Managing these relationships will become even more difficult in a fragmented regional environment.
Yet Pakistan also retains unusual diplomatic reach.
It maintains working ties with nearly all major players in the emerging order and is not viewed solely through a sectarian or ideological lens in the Middle East.
That gives Islamabad potential room to act as a facilitator rather than only a participant.
Pakistan’s role in mediating the latest U.S.-Iran agreement underscores that possibility.

Rizvi believes Pakistan could emerge as a credible middle power if it avoids entanglement in regional rivalries while expanding diplomacy, defense cooperation and trade relations.
But he also warns that such ambitions require economic strength that Pakistan still lacks.

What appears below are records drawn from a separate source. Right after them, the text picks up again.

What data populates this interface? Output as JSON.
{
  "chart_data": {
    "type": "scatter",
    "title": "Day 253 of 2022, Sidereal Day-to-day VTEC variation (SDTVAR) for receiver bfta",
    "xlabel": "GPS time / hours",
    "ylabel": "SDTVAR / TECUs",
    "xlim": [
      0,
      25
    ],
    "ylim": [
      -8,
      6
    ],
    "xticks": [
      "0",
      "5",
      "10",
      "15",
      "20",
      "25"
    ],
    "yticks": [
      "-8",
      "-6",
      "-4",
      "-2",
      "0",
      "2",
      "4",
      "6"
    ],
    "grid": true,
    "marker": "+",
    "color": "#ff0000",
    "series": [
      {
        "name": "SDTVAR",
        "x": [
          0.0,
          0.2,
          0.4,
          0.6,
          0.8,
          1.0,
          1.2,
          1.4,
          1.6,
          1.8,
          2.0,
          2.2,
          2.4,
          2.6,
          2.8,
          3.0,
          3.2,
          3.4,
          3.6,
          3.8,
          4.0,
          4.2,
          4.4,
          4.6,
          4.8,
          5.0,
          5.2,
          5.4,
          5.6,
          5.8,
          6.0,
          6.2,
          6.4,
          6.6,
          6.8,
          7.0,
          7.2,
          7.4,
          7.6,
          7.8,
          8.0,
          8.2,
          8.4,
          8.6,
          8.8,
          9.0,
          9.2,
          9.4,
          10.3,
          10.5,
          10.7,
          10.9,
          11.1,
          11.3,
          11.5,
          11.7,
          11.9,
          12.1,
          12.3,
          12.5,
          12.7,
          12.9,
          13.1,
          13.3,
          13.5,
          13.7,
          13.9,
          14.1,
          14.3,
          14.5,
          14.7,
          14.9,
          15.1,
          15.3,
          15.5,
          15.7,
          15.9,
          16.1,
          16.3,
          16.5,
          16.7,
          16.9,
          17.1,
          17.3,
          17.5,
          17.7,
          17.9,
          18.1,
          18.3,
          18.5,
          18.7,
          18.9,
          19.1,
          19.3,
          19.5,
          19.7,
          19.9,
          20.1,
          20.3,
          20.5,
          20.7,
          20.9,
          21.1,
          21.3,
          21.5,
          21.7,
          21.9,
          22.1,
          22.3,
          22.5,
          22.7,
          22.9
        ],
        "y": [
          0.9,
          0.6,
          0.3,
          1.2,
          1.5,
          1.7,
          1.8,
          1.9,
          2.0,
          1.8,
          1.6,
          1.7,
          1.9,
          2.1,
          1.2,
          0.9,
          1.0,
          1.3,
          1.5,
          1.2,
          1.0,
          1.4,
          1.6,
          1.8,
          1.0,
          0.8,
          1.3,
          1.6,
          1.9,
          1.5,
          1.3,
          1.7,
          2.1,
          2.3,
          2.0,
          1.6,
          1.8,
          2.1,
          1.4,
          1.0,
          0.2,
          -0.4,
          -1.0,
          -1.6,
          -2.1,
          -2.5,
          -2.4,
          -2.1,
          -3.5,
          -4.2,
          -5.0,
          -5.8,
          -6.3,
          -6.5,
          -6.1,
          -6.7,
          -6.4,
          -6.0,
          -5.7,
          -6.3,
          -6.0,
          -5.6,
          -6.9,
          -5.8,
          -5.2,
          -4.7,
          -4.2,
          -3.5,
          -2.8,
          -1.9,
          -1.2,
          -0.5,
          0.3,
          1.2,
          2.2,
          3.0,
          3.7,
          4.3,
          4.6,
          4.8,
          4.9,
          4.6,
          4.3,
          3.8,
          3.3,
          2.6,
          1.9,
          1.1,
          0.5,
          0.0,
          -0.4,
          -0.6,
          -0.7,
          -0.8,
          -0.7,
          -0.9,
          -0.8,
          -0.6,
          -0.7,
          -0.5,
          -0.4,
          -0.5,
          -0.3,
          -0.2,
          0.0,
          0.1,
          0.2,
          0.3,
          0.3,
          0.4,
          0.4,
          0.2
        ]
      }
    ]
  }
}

A country dependent on IMF programs, facing debt pressures and internal political instability cannot easily sustain an ambitious foreign policy.
The Gulf factor and India’s expanding footprint
Another challenge for Islamabad lies in the changing Gulf landscape.
Growing cooperation among Gulf states, Israel and India is reshaping regional trade, technology and security networks in ways that complicate Pakistan’s position.
These emerging alignments could gradually shift economic and strategic priorities away from traditional partners.
At the same time, Pakistan cannot afford strained ties with Gulf capitals, where millions of its citizens work and send back critical remittances.
That requires increasingly sophisticated diplomacy that avoids rigid bloc alignment.
The danger of strategic overstretch
Pakistan has historically benefited from great-power competition. During the Cold War and the post-9/11 era, its geopolitical importance generated military and financial support from larger powers.
But the emerging order may function differently.
In a fragmented multipolar system, states without economic resilience risk becoming arenas of competition rather than independent actors.
That is Pakistan’s central risk.
If internal instability persists, geopolitical relevance may not translate into influence.
However, if economic reform and political stability are achieved, the shifting order could offer Pakistan a rare opportunity to redefine its international role.
A defining decade ahead
The U.S.-Iran agreement may not deliver a final resolution to regional tensions, but it signals a clear transition away from a system dominated by a single superpower.
A new order is emerging through negotiation, economic realignment and shifting alliances.
China’s rise, the weakening of unilateral U.S. dominance and the growing relevance of middle powers are all part of that transformation.
For Pakistan, the question is no longer whether the world order is changing.
The question is whether it is prepared to operate within it.